Help please!

Blue_caterpillar · November 3, 2009, 8:20am

I tried to accelerate my program using CUDA. Routine listed below should calculate a cost of a route:

global void gputest(int *x, float *y, int *z, float *c, float *d, float *p, int N)

{

  int idx = blockIdx.x * blockDim.x + threadIdx.x;

  int i,ths,next;

  float t=0;  

  if (idx<N)

    {

       ths=0;

       for (i=1;i<=33;i++)

         {

            next=x[idx*33+ths];//x are routes

            t=t+c[ths*33+next];//Ñ is cost matrix

            ths=next;

         }

      y[idx]=t;//y is array of costs of routes

   }

}

The same routine on the CPU called in a cycle fills y array with costs.

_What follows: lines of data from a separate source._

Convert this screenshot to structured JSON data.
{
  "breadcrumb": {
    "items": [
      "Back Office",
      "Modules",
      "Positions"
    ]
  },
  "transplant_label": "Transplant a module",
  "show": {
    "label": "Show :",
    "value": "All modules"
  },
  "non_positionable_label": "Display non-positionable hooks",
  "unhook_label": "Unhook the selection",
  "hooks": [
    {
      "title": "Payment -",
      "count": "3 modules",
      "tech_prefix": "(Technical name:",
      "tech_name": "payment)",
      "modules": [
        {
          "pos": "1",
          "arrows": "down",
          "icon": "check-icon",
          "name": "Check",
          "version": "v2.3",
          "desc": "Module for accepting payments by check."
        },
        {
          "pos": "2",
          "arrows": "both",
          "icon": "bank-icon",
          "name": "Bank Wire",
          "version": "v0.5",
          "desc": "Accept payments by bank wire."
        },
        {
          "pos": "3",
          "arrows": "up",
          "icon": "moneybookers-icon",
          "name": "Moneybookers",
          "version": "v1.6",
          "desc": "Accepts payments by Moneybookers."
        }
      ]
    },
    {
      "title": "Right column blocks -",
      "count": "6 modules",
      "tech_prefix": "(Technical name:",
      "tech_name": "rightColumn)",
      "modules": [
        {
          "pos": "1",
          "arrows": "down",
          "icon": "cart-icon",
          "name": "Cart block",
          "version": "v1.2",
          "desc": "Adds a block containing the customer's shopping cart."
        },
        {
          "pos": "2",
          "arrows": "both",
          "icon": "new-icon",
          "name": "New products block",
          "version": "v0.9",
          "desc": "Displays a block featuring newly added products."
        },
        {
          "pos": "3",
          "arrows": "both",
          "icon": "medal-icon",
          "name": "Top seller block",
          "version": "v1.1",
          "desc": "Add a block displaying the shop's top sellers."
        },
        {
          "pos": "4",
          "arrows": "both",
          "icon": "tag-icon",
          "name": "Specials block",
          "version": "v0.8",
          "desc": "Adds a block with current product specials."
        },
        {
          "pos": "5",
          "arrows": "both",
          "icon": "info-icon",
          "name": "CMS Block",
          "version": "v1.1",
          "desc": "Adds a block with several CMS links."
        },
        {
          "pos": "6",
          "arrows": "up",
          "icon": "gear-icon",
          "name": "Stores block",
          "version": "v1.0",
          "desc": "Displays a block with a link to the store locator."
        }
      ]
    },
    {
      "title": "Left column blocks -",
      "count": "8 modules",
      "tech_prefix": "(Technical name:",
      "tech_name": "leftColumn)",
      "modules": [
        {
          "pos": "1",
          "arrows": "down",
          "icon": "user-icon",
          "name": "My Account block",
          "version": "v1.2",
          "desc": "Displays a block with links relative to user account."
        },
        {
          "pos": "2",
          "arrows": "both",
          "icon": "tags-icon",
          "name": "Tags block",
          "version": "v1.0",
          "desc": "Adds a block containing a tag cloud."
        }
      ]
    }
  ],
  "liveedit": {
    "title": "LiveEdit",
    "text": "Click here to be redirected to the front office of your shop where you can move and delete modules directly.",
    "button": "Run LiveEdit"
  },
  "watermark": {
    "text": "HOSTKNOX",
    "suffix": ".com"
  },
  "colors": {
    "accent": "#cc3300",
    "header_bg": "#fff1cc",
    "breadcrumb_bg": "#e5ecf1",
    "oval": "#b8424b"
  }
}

On the GPU this routine fills array with -431602080 values. When I reduce number of “for” cycle steps to 20 sometimes I have correct costs in some elements of y, but in other elements I have -35659499650496332000 values and #QNAN0’s. Could somebody explain what is happening?

Cygnus_X1 · November 3, 2009, 10:25am

Frankly, I do not understand what your code is doing.
What does x and c arrays hold exactly - what is
x[p33+q] (for example index of target of q’th road from node p?)
and
c[r33+s]

Blue_caterpillar · November 3, 2009, 10:44am

This code goes through route and calculates its cost.

Yes, x[p*33+q] is the index of target where to go from node q on route p.

c contains costs of steps. c[r*33+s] is a cost of step from node r to node s.

Cygnus_X1 · November 3, 2009, 10:54am

So what if there are more than 33 nodes in your graph? Did you mean a cost of step from node r using route s?

Blue_caterpillar · November 3, 2009, 11:06am

There are exactly 33 nodes in this version.

No, I mean a cost of step from node r to node s using any route.

This routine is a part of population search algorithm for kind of vehicle routing problem. Actually, it is more complex but on GPU it does not work even in this simple version and I want to understand why.

There is a population of routes and each should be tested. Testing usually takes about 50% of total CPU time. I thought that it is a smart idea to use GPU to accelerate this tests.

Blue_caterpillar · November 5, 2009, 3:19pm

Problem is solved, this topic can be deleted.